Lors du symposium « Simplifier pour réussir » organisé par l’OCDE le 18 novembre, les syndicats ont fait part de leurs vives inquiétudes concernant les pratiques réglementaires d’exclusion, arguant que les cadres de mesure dépendent presque entièrement des enquêtes auprès des entreprises et des modèles de coûts, tout en marginalisant les avantages de la réglementation.
Cette exclusion pose de réels problèmes politiques. Les données d’enquête de l’OCDE révèlent de fortes divergences entre les priorités des entreprises et celles des gouvernements : 55 % des entreprises considèrent que la réglementation du travail doit être « simplifiée », contre seulement 25 % des gouvernements. Les réglementations environnementales suivent des tendances similaires : 50 % des entreprises les considèrent comme prioritaires, contre seulement 14 % des gouvernements.
La réglementation est une affaire de politique, c'est pourquoi l'évaluation de l'impact de la réglementation doit être inclusive et transparente. Les entreprises sont sensibles aux coûts, tandis que les syndicats sont plus sensibles aux avantages. L'évaluation de l'impact de la réglementation n'est pas un exercice neutre visant à décider si un coût est excessif ou non.
Les syndicats soulignent que les travailleurs possèdent une connaissance unique de l’efficacité de la réglementation. Les travailleurs mettent directement en œuvre les réglementations, y compris les fonctionnaires dans l’ensemble des activités du secteur public. Ils font l’expérience directe des coûts de mise en conformité et des avantages en matière de protection, ce qui rend leur évaluation inestimable.
L’implication des travailleurs dans les décisions réglementaires est d’autant plus importante que les protections fondamentales sur le lieu de travail ont été récemment démantelées. Les autorités américaines ont supprimé les exigences relatives aux ceintures de sécurité dans les véhicules agricoles, à l’éclairage adéquat des chantiers de construction et à la ventilation dans les mines.
Le TUAC cite ces exemples en réponse à une réglementation qualifiée de « lourde », ainsi que la suppression en 2006 par l’UE des contrôles de sécurité obligatoires sur les machines à haut risque, qui a entraîné une augmentation des accidents du travail jusqu’à ce que les autorités rétablissent les protections par le biais de la directive « Machines » de 2022.
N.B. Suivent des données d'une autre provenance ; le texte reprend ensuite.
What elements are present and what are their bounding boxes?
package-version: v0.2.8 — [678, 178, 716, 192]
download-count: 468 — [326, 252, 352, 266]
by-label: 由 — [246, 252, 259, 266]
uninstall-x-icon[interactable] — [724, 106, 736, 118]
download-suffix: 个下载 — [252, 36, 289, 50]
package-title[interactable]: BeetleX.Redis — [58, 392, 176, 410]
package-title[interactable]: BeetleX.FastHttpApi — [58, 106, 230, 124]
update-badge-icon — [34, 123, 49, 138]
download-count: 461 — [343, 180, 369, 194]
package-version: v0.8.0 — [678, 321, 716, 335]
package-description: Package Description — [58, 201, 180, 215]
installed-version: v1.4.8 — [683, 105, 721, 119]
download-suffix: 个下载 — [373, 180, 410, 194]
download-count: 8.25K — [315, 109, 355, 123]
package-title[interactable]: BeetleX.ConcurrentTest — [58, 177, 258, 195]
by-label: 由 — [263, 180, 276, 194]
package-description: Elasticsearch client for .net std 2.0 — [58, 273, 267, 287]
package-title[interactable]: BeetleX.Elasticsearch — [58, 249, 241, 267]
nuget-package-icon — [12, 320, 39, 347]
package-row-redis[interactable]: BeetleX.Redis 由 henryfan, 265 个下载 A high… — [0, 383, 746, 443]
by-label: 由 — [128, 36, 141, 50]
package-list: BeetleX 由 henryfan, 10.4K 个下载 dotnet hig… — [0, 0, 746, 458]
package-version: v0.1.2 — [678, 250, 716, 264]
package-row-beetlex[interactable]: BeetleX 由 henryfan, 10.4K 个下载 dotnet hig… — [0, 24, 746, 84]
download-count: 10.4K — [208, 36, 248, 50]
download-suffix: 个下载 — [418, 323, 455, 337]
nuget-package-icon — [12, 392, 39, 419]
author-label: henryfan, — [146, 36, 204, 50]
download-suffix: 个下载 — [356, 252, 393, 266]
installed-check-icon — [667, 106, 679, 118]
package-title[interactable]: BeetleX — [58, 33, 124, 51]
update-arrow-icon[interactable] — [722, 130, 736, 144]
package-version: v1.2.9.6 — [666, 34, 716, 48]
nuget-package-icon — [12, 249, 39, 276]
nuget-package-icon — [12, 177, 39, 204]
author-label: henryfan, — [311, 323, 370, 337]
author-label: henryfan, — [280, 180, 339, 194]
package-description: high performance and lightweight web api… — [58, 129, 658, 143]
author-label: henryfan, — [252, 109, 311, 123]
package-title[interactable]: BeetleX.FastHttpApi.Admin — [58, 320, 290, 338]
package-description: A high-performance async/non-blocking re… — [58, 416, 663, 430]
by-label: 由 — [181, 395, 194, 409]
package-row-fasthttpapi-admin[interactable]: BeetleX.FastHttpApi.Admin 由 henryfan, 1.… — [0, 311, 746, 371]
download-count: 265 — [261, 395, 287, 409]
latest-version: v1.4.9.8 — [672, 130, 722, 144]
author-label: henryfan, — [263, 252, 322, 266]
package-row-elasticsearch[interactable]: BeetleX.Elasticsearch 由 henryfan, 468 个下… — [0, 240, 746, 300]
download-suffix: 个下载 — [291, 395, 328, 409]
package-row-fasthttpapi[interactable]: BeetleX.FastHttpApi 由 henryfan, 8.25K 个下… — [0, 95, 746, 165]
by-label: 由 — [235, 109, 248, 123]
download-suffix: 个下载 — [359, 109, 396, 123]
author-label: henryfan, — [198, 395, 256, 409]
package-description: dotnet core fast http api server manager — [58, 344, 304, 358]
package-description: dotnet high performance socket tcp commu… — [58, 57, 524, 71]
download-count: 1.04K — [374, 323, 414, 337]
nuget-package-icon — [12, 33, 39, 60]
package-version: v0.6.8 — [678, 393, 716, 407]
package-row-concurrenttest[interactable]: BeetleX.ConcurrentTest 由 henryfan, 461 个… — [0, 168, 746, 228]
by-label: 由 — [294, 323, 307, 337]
En plus de remettre en question le cadre réglementaire, les syndicats contestent les méthodes actuelles de mesure des impacts. Ces méthodes quantifient méticuleusement les coûts de mise en conformité des entreprises, mais peinent à mesurer les avantages en termes de protection. Les entreprises interrogées dans le cadre des enquêtes de l’OCDE considèrent que la communication d’informations est l’obligation la plus contraignante, mais les évaluations ne tiennent pas compte de la manière dont la divulgation permet d’éviter des risques plus importants et d’améliorer la gestion interne. Plus fondamentalement, les cadres d’évaluation donnent la priorité à des paramètres économiques étroits tout en ignorant des facteurs cruciaux pour l’efficacité de la réglementation.
Le secteur des soins de santé montre comment ces préjugés se manifestent dans la pratique. Lors de la session de l’événement consacrée à la simplification dans le secteur, le TUAC a souligné que les objectifs ultimes des politiques publiques devraient être l’accès universel à des soins de qualité, et que la compétitivité des services de santé ne devrait pas être une fin en soi. Pour améliorer l’efficacité des services de soins, il est indispensable d’améliorer les conditions de travail des personnels de santé et de soins qui, à ce jour, comme le montrent les données de l’OCDE, restent en sous-effectif et sous-évalués dans la plupart des pays de l’OCDE.
Le TUAC insiste sur le fait que les évaluations d’impact doivent examiner comment les résultats de la réglementation se répartissent entre les parties prenantes, en particulier les travailleurs vulnérables, dont les femmes, les migrants et les jeunes. Les syndicats affirment que les difficultés à attribuer une valeur monétaire précise à la prévention de la discrimination ou à la protection des droits fondamentaux ne peuvent justifier l’affirmation qu’elles n’ont pas de valeur.
Malgré ces difficultés de mesure, les Perspectives de la politique de réglementation de l’OCDE pour 2025 montrent que, bien que 82 % des pays de l’OCDE exigent un engagement systématique des parties prenantes, les autorités ne consultent la plupart d’entre elles qu’occasionnellement et non pas systématiquement. Le TUAC demande que les cadres réglementaires fassent explicitement référence aux syndicats, que les gouvernements mettent en place des plates-formes tripartites et que les autorités donnent des moyens à la participation des groupes défavorisés.